Paper wasps are able to think logically, a new study suggests | biology

A team of researchers at the University of Michigan has found evidence of transitive inference, a form of logical reasoning that involves the use of known relationships to infer unknown relationships (if A is greater than B and B is greater than C, then A is greater C) – in two species of paper wasps: the European paper wasp (Polistes dominula) and the metric paper wasp (Polistes metricus). The study, published in the journal. Biology letters, contributes to a growing body of evidence that the miniature nervous systems of insects do not limit sophisticated behavior.

The European paper wasp (Polistes dominula). Image credit: Adrian Benko / CC BY-SA 3.0.

The European paper wasp (Polistes dominula). Image credit: Adrian Benko / CC BY-SA 3.0.

In recent years, vertebrate animals, including monkeys, birds and fish, have demonstrated the ability to use transitive inference.

The only published study that evaluated transitive inference in invertebrates found that bees were not up to the task. One possible explanation for this result is that the small nervous system of bees imposes cognitive limitations that prevent these insects from making transitive inferences.

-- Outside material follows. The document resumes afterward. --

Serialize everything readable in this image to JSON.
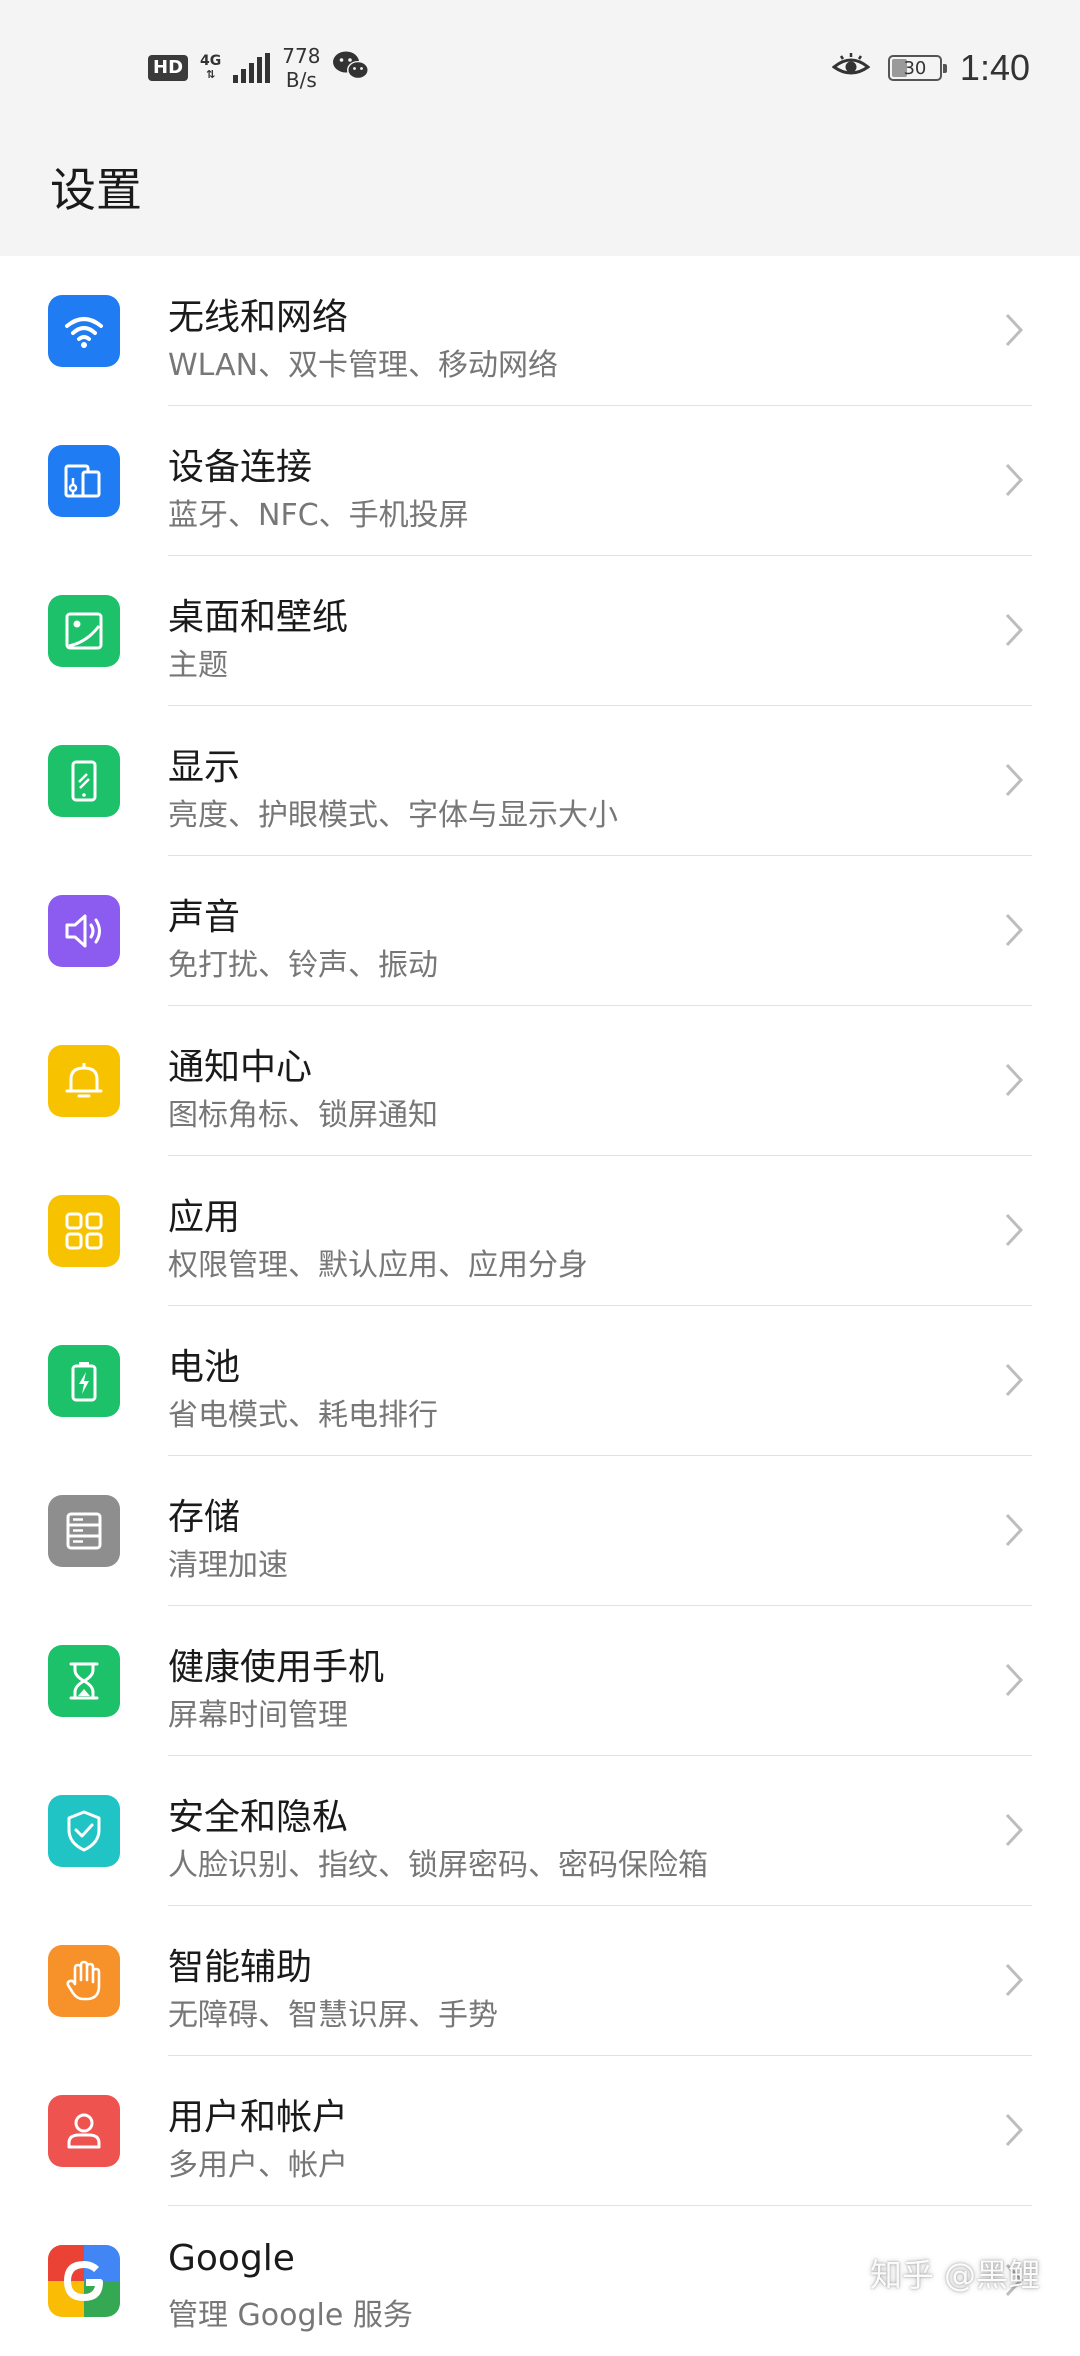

Paper wasps have a nervous system about the same size, about a million neurons, like bees, but they exhibit a kind of complex social behavior that is not seen in bee colonies.

Professor Elizabeth Tibbetts of the University of Michigan and her colleagues wondered if the paper wasps' social skills could enable them to succeed where bees had failed.

To find out, they tried if Polistes dominula Y P. metricus Wasps could solve a transitive inference problem.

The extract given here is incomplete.